Monday, March 20, 2017

BRAND-NEW ADMISSION

Which moon are we on? This morning the moon was in the late degrees of Sagittarius when I dreamed of you again. We were at Planet Fitness. I've witnessed you flirt with other women in my presence, drunk and sober. You weren't flirting but deep in conversation with a blind girl. She satisfied you mentally and spiritually. There was some recipe she mastered just by being herself. I'm still dropping eggs all over the linoleum. There was something profound between you and the blind girl and I was jealous like I always am and someone stole my car and the buses weren't running and then I was back at your place somehow and nothing was resolved. "She's just a nice girl," you told me. Nice is something I am not. Here is a list of things I am not. These are not facts but opinions that change with the moon.

1. Nice
2. Pretty
3. Smart
4. Relevant
5. Warm
6. Kind
7. Generous
8. Angelic
9. Blind

Number nine is a medical fact. My eyes work fine. In the metaphorical sense of the word you could say I am quite the bat. I'm blind but I keep flying. Where do I live? I live beneath a bridge in Austin. Many a motherfucker has witnessed my flight. Oh how they marvel and gawk and snap away. I have been seen!

Someday (the tarot cards won't tell me when, the bastards) I'll be dead. Quite. Maybe I'll still be flying. I am no kind of authority. Don't look to me for oracle type things. What does a bat know about anything other than what is immediately in front of them or a few familiar miles away? I'll be dead but right now I am alive doing this manic finger tapping dance. Procrastinating. It's time to do my taxes and get on another bus.

"That's as good as that girl is ever gonna have it," my maternal grandmother said once, crying, watching a disenfranchised relative board a Greyhound.

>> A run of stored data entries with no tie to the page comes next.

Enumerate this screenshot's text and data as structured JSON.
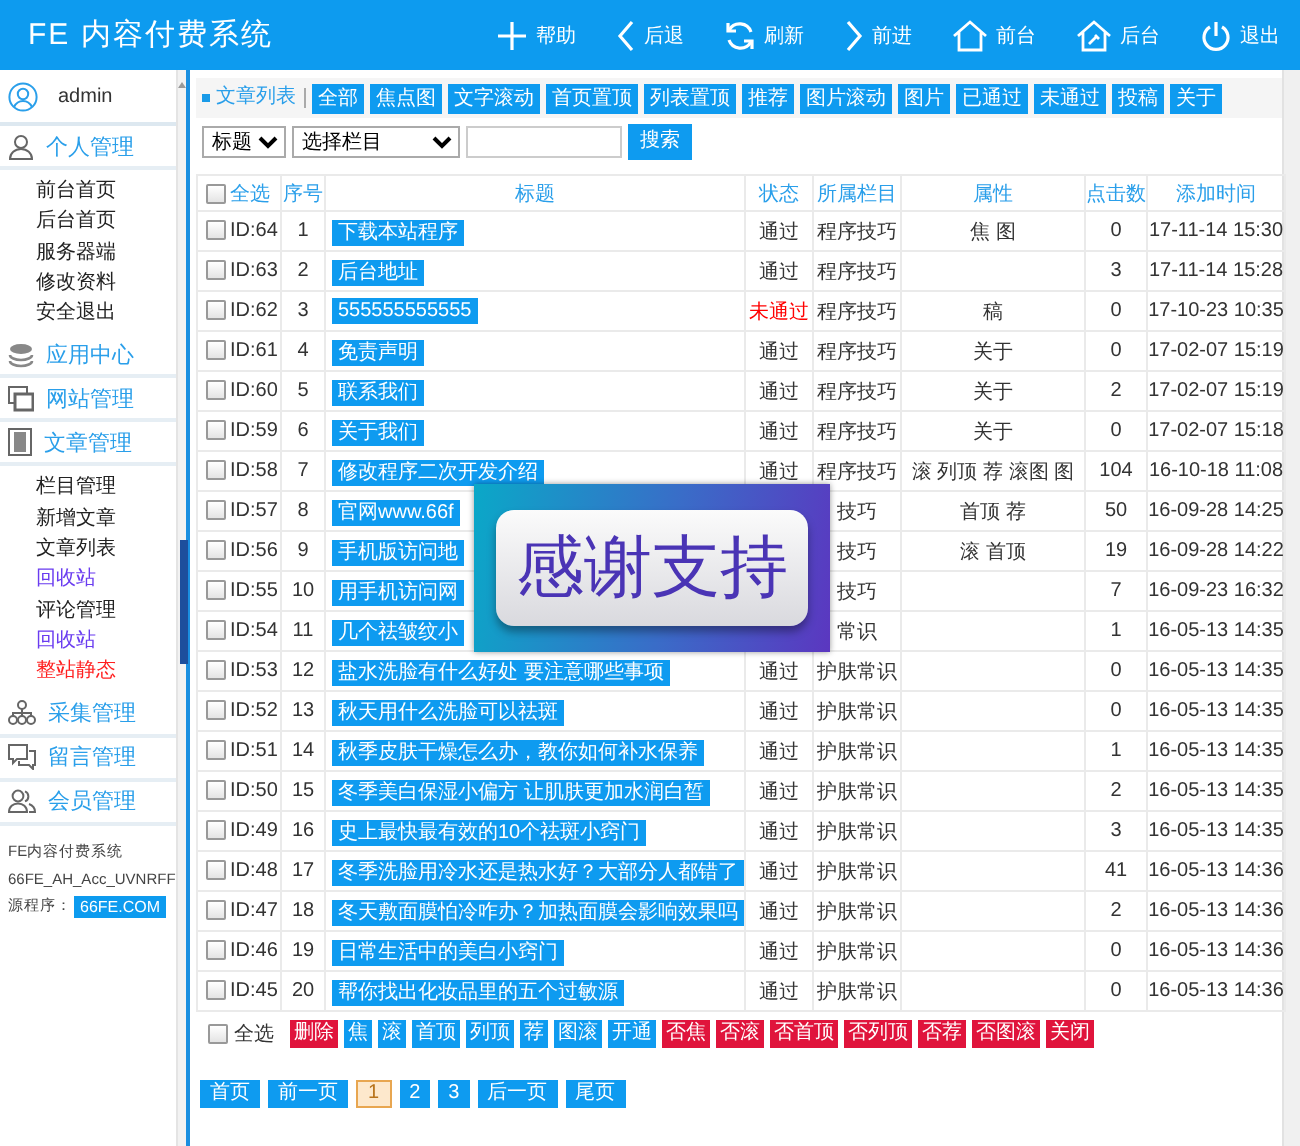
{
  "header": {
    "title": "FE 内容付费系统",
    "nav": [
      {
        "kind": "plus",
        "label": "帮助"
      },
      {
        "kind": "back",
        "label": "后退"
      },
      {
        "kind": "refresh",
        "label": "刷新"
      },
      {
        "kind": "forward",
        "label": "前进"
      },
      {
        "kind": "home",
        "label": "前台"
      },
      {
        "kind": "admin-home",
        "label": "后台"
      },
      {
        "kind": "power",
        "label": "退出"
      }
    ]
  },
  "sidebar": {
    "user": "admin",
    "groups": [
      {
        "kind": "user",
        "label": "个人管理",
        "items": [
          {
            "label": "前台首页"
          },
          {
            "label": "后台首页"
          },
          {
            "label": "服务器端"
          },
          {
            "label": "修改资料"
          },
          {
            "label": "安全退出"
          }
        ]
      },
      {
        "kind": "layers",
        "label": "应用中心"
      },
      {
        "kind": "windows",
        "label": "网站管理"
      },
      {
        "kind": "document",
        "label": "文章管理",
        "items": [
          {
            "label": "栏目管理"
          },
          {
            "label": "新增文章"
          },
          {
            "label": "文章列表"
          },
          {
            "label": "回收站",
            "color": "#6a3cf0"
          },
          {
            "label": "评论管理"
          },
          {
            "label": "回收站",
            "color": "#6a3cf0"
          },
          {
            "label": "整站静态",
            "color": "#ff2020"
          }
        ]
      },
      {
        "kind": "sitemap",
        "label": "采集管理"
      },
      {
        "kind": "chat",
        "label": "留言管理"
      },
      {
        "kind": "users",
        "label": "会员管理"
      }
    ],
    "footer": {
      "lines": [
        "FE内容付费系统",
        "66FE_AH_Acc_UVNRFF"
      ],
      "source_label": "源程序：",
      "source_badge": "66FE.COM"
    }
  },
  "toolbar": {
    "label": "文章列表",
    "filters": [
      "全部",
      "焦点图",
      "文字滚动",
      "首页置顶",
      "列表置顶",
      "推荐",
      "图片滚动",
      "图片",
      "已通过",
      "未通过",
      "投稿",
      "关于"
    ]
  },
  "search": {
    "field_select": "标题",
    "category_select": "选择栏目",
    "button": "搜索"
  },
  "table": {
    "select_all": {
      "label": "全选",
      "checked": false
    },
    "columns": [
      "序号",
      "标题",
      "状态",
      "所属栏目",
      "属性",
      "点击数",
      "添加时间"
    ],
    "rows": [
      {
        "id": "ID:64",
        "no": "1",
        "title": "下载本站程序",
        "status": "通过",
        "approved": true,
        "category": "程序技巧",
        "attrs": "焦 图",
        "clicks": "0",
        "time": "17-11-14 15:30",
        "checked": false
      },
      {
        "id": "ID:63",
        "no": "2",
        "title": "后台地址",
        "status": "通过",
        "approved": true,
        "category": "程序技巧",
        "clicks": "3",
        "time": "17-11-14 15:28",
        "checked": false
      },
      {
        "id": "ID:62",
        "no": "3",
        "title": "555555555555",
        "status": "未通过",
        "approved": false,
        "category": "程序技巧",
        "attrs": "稿",
        "clicks": "0",
        "time": "17-10-23 10:35",
        "checked": false
      },
      {
        "id": "ID:61",
        "no": "4",
        "title": "免责声明",
        "status": "通过",
        "approved": true,
        "category": "程序技巧",
        "attrs": "关于",
        "clicks": "0",
        "time": "17-02-07 15:19",
        "checked": false
      },
      {
        "id": "ID:60",
        "no": "5",
        "title": "联系我们",
        "status": "通过",
        "approved": true,
        "category": "程序技巧",
        "attrs": "关于",
        "clicks": "2",
        "time": "17-02-07 15:19",
        "checked": false
      },
      {
        "id": "ID:59",
        "no": "6",
        "title": "关于我们",
        "status": "通过",
        "approved": true,
        "category": "程序技巧",
        "attrs": "关于",
        "clicks": "0",
        "time": "17-02-07 15:18",
        "checked": false
      },
      {
        "id": "ID:58",
        "no": "7",
        "title": "修改程序二次开发介绍",
        "status": "通过",
        "approved": true,
        "category": "程序技巧",
        "attrs": "滚 列顶 荐 滚图 图",
        "clicks": "104",
        "time": "16-10-18 11:08",
        "checked": false
      },
      {
        "id": "ID:57",
        "no": "8",
        "title": "官网www.66f",
        "category": "技巧",
        "attrs": "首顶 荐",
        "clicks": "50",
        "time": "16-09-28 14:25",
        "checked": false
      },
      {
        "id": "ID:56",
        "no": "9",
        "title": "手机版访问地",
        "category": "技巧",
        "attrs": "滚 首顶",
        "clicks": "19",
        "time": "16-09-28 14:22",
        "checked": false
      },
      {
        "id": "ID:55",
        "no": "10",
        "title": "用手机访问网",
        "category": "技巧",
        "clicks": "7",
        "time": "16-09-23 16:32",
        "checked": false
      },
      {
        "id": "ID:54",
        "no": "11",
        "title": "几个祛皱纹小",
        "category": "常识",
        "clicks": "1",
        "time": "16-05-13 14:35",
        "checked": false
      },
      {
        "id": "ID:53",
        "no": "12",
        "title": "盐水洗脸有什么好处 要注意哪些事项",
        "status": "通过",
        "approved": true,
        "category": "护肤常识",
        "clicks": "0",
        "time": "16-05-13 14:35",
        "checked": false
      },
      {
        "id": "ID:52",
        "no": "13",
        "title": "秋天用什么洗脸可以祛斑",
        "status": "通过",
        "approved": true,
        "category": "护肤常识",
        "clicks": "0",
        "time": "16-05-13 14:35",
        "checked": false
      },
      {
        "id": "ID:51",
        "no": "14",
        "title": "秋季皮肤干燥怎么办，教你如何补水保养",
        "status": "通过",
        "approved": true,
        "category": "护肤常识",
        "clicks": "1",
        "time": "16-05-13 14:35",
        "checked": false
      },
      {
        "id": "ID:50",
        "no": "15",
        "title": "冬季美白保湿小偏方 让肌肤更加水润白皙",
        "status": "通过",
        "approved": true,
        "category": "护肤常识",
        "clicks": "2",
        "time": "16-05-13 14:35",
        "checked": false
      },
      {
        "id": "ID:49",
        "no": "16",
        "title": "史上最快最有效的10个祛斑小窍门",
        "status": "通过",
        "approved": true,
        "category": "护肤常识",
        "clicks": "3",
        "time": "16-05-13 14:35",
        "checked": false
      },
      {
        "id": "ID:48",
        "no": "17",
        "title": "冬季洗脸用冷水还是热水好？大部分人都错了",
        "status": "通过",
        "approved": true,
        "category": "护肤常识",
        "clicks": "41",
        "time": "16-05-13 14:36",
        "checked": false
      },
      {
        "id": "ID:47",
        "no": "18",
        "title": "冬天敷面膜怕冷咋办？加热面膜会影响效果吗",
        "status": "通过",
        "approved": true,
        "category": "护肤常识",
        "clicks": "2",
        "time": "16-05-13 14:36",
        "checked": false
      },
      {
        "id": "ID:46",
        "no": "19",
        "title": "日常生活中的美白小窍门",
        "status": "通过",
        "approved": true,
        "category": "护肤常识",
        "clicks": "0",
        "time": "16-05-13 14:36",
        "checked": false
      },
      {
        "id": "ID:45",
        "no": "20",
        "title": "帮你找出化妆品里的五个过敏源",
        "status": "通过",
        "approved": true,
        "category": "护肤常识",
        "clicks": "0",
        "time": "16-05-13 14:36",
        "checked": false
      }
    ]
  },
  "bulk": {
    "select_all": {
      "label": "全选",
      "checked": false
    },
    "actions": [
      {
        "label": "删除",
        "kind": "danger"
      },
      {
        "label": "焦",
        "kind": "primary"
      },
      {
        "label": "滚",
        "kind": "primary"
      },
      {
        "label": "首顶",
        "kind": "primary"
      },
      {
        "label": "列顶",
        "kind": "primary"
      },
      {
        "label": "荐",
        "kind": "primary"
      },
      {
        "label": "图滚",
        "kind": "primary"
      },
      {
        "label": "开通",
        "kind": "primary"
      },
      {
        "label": "否焦",
        "kind": "danger"
      },
      {
        "label": "否滚",
        "kind": "danger"
      },
      {
        "label": "否首顶",
        "kind": "danger"
      },
      {
        "label": "否列顶",
        "kind": "danger"
      },
      {
        "label": "否荐",
        "kind": "danger"
      },
      {
        "label": "否图滚",
        "kind": "danger"
      },
      {
        "label": "关闭",
        "kind": "danger"
      }
    ]
  },
  "pagination": [
    {
      "label": "首页",
      "selected": false
    },
    {
      "label": "前一页",
      "selected": false
    },
    {
      "label": "1",
      "selected": true
    },
    {
      "label": "2",
      "selected": false
    },
    {
      "label": "3",
      "selected": false
    },
    {
      "label": "后一页",
      "selected": false
    },
    {
      "label": "尾页",
      "selected": false
    }
  ],
  "popup": {
    "text": "感谢支持"
  }
}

How good do any of us have it? I showed up at the block party. People had questions. I sat there in the San Antonio sun with my ugly gringa face and provided answers. What do I do? Nothing. I take art classes. I paint. I write. I live in a house that doesn't belong to me. I make guacamole and butter cookies. If motherfuckers give me a microphone I'll use the damn thing. I sang "She's Got You" by Patsy Cline. "Sing to me," the birthday boy said. So I sang to him. And then I sang the best rap ever recorded because I woke up quick at about noon. And people laughed. "Crazy white bitch! Who the fuck does she think she is? Singing a black man's song!" And we played Cards Against Humanity and I left before I won. It was three o'clock in the morning. I had zero trouble falling asleep alone like I always am in my pretty French antique bed.

This is not a love letter. This is no kind of request. Stay there where you are. You will love again. It's the lottery. I hope you win. I hope I win, too. Right now I think the odds are stacked against me but ask me again tomorrow when the moon is in Capricorn on top of my Jupiter. I see a row of sevens smiling oh so high.